****** said:
The red soil where they grew the tomatoes where I grew up produced some of the best tomatoes I have ever eaten. After moving where I live now, the tomatoes look the same but the taste just isn't the same. 'Mayter sandwiches just aren't as tastey. I think it was the high acidity of that red shale soil that made them sweet and acidic at the same time.
I've never been able to find tomatoes that tasted quite like the tomatoes of my childhood either. And I also think that the most intensely flavored tomatoes are the ones that are very acidic. But our garden was on limestone soil, not acidic soil. So I think the terrific flavor was probably due to the variety. But no one in my family knows for sure what the variety was.

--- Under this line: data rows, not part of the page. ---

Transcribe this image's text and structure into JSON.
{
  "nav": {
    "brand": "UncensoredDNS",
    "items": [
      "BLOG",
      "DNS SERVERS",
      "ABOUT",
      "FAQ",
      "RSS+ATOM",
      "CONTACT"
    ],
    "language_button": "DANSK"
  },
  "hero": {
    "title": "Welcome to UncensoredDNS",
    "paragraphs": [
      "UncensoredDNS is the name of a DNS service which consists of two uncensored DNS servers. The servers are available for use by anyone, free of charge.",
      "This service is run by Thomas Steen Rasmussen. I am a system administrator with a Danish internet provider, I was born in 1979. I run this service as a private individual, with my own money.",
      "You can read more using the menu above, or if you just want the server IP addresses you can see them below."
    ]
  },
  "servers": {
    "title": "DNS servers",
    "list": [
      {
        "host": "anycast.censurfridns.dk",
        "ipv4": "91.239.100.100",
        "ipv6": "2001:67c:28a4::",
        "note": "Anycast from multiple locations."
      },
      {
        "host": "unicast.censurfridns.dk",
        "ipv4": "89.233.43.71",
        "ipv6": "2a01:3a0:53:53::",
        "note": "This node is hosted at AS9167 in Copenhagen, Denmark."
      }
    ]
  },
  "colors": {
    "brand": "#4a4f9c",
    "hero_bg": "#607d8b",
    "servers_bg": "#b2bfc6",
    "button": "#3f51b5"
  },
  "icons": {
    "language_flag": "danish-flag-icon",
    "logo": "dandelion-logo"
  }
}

My brother thinks they may have been Brandyines, but he's not sure. I tried some Brandywines and they were OK, but not super flavorful. Then I read that there is a lot of variation within the tomatoes called Brandywine. More recently I haved tasted some other Brandywines that were pretty good.
If anyone knows any tomato varieties that have really intense flavor, please let us know.
The tomatoes I remember as a kid were: large, deep red in color, and had lots of splits around the stem. The inside was not pulpy. The webs (not sure of the right term) were very distinct, and the space between the webs had loads of juice. There was not the pale, pasty, pulpy stuff I see in a lot of tomatoes.
And they were so acid that they'd give you blisters. But the flavor was really outrageous.